Dishwashers are an interesting case when it comes to microbes because they are actually an "extreme" habitat, Hartmann explained.

"People do not think of them that way. It's just your dishwasher. But it really is an extreme environment," said Hartmann, who studies the microbiology of the indoor environment.

Dishwashers create constantly fluctuating conditions -- wet to dry, high heat to cooler temperatures, low to high acidity. They also harbor mixtures of detergents and dinner scraps.
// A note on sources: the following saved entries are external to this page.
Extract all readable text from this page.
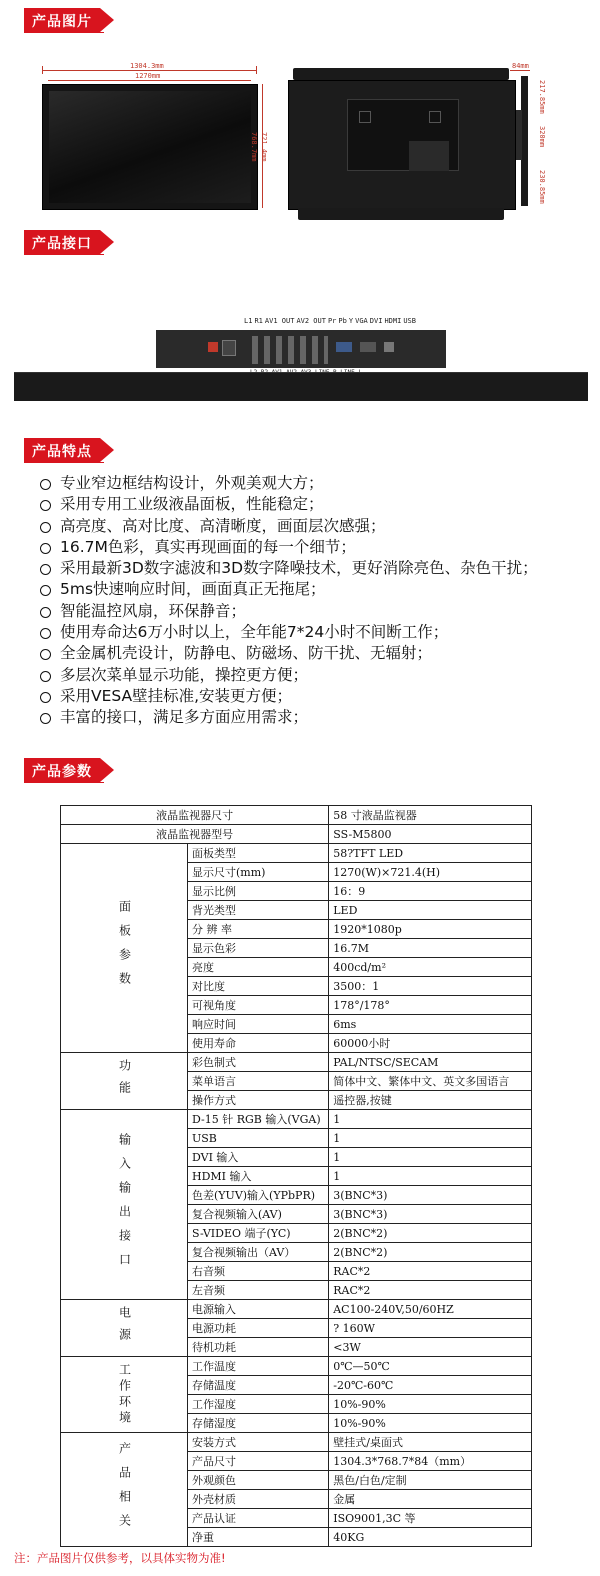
产品图片
1304.3mm
1270mm
768.7mm 721.4mm
84mm
217.85mm
320mm
230.85mm
产品接口
L1 R1 AV1 OUT AV2 OUT Pr Pb Y VGA DVI HDMI USB
产品特点
专业窄边框结构设计，外观美观大方；
采用专用工业级液晶面板，性能稳定；
高亮度、高对比度、高清晰度，画面层次感强；
16.7M色彩，真实再现画面的每一个细节；
采用最新3D数字滤波和3D数字降噪技术，更好消除亮色、杂色干扰；
5ms快速响应时间，画面真正无拖尾；
智能温控风扇，环保静音；
使用寿命达6万小时以上，全年能7*24小时不间断工作；
全金属机壳设计，防静电、防磁场、防干扰、无辐射；
多层次菜单显示功能，操控更方便；
采用VESA壁挂标准,安装更方便；
丰富的接口，满足多方面应用需求；
产品参数
液晶监视器尺寸		58 寸液晶监视器
液晶监视器型号		SS-M5800

面板参数	面板类型	58?TFT LED
	显示尺寸(mm)	1270(W)×721.4(H)
	显示比例	16：9
	背光类型	LED
	分 辨 率	1920*1080p
	显示色彩	16.7M
	亮度	400cd/m²
	对比度	3500：1
	可视角度	178°/178°
	响应时间	6ms
	使用寿命	60000小时

功能	彩色制式	PAL/NTSC/SECAM
	菜单语言	简体中文、繁体中文、英文多国语言
	操作方式	遥控器,按键

输入输出接口	D-15 针 RGB 输入(VGA)	1
	USB	1
	DVI 输入	1
	HDMI 输入	1
	色差(YUV)输入(YPbPR)	3(BNC*3)
	复合视频输入(AV)	3(BNC*3)
	S-VIDEO 端子(YC)	2(BNC*2)
	复合视频输出（AV）	2(BNC*2)
	右音频	RAC*2
	左音频	RAC*2

电源	电源输入	AC100-240V,50/60HZ
	电源功耗	? 160W
	待机功耗	<3W

工作环境	工作温度	0℃—50℃
	存储温度	-20℃-60℃
	工作湿度	10%-90%
	存储湿度	10%-90%

产品相关	安装方式	壁挂式/桌面式
	产品尺寸	1304.3*768.7*84（mm）
	外观颜色	黑色/白色/定制
	外壳材质	金属
	产品认证	ISO9001,3C 等
	净重	40KG
注：产品图片仅供参考，以具体实物为准!
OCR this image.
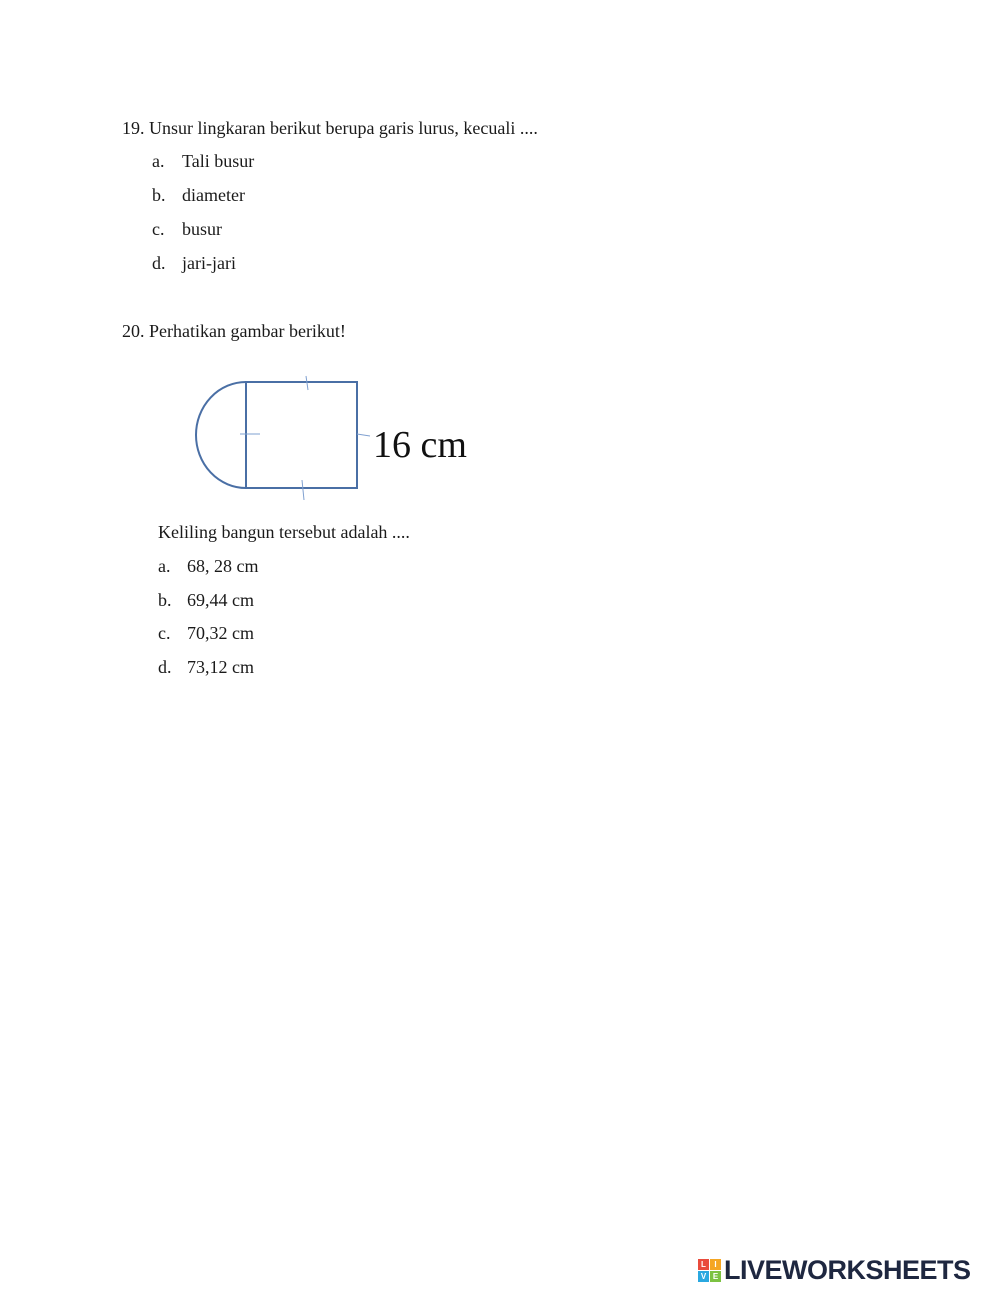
19. Unsur lingkaran berikut berupa garis lurus, kecuali ....
a. Tali busur
b. diameter
c. busur
d. jari-jari
20. Perhatikan gambar berikut!
16 cm
Keliling bangun tersebut adalah ....
a. 68, 28 cm
b. 69,44 cm
c. 70,32 cm
d. 73,12 cm
L	I
V E LIVEWORKSHEETS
So, only certain microbes will thrive.

The new study looked at which bacteria and fungi are actually dwelling there, and what factors seem to influence that microbial makeup.

Specifically, the European researchers took samples from the rubber seals of 24 household dishwashers.

Overall, they found, the most common bacteria included Pseudomonas, Escherichia and Acinetobacter -- all of which have strains that are "opportunistic pathogens." That means they are normally harmless, but can cause infections in people with a compromised immune system.

The most common types of fungus were Candida, Cryptococcus and Rhodotorula -- which also include opportunistic pathogens.

Nina Gunde-Cimerman, a professor of microbiology at the University of Ljubljana, in Slovenia, worked on the study.

She said dishwashers and other microbe-hosting appliances are "generally safe" for healthy people. It's "sensitive groups," she said, who may need to be more cautious.

Gunde-Cimerman said she and her colleagues suspect dishwashers might play a role in fungal infections called mycoses in certain immune-compromised patients. A fungus commonly found in those patients, she said, is known as Exophiala dermatitidis, or black yeast.

And while that fungus is "hardly known in nature," she said, it's easy to find in dishwashers.

However, Gunde-Cimerman stressed, that's speculation. No one has yet proven a connection between dishwasher microbes and mycoses infections.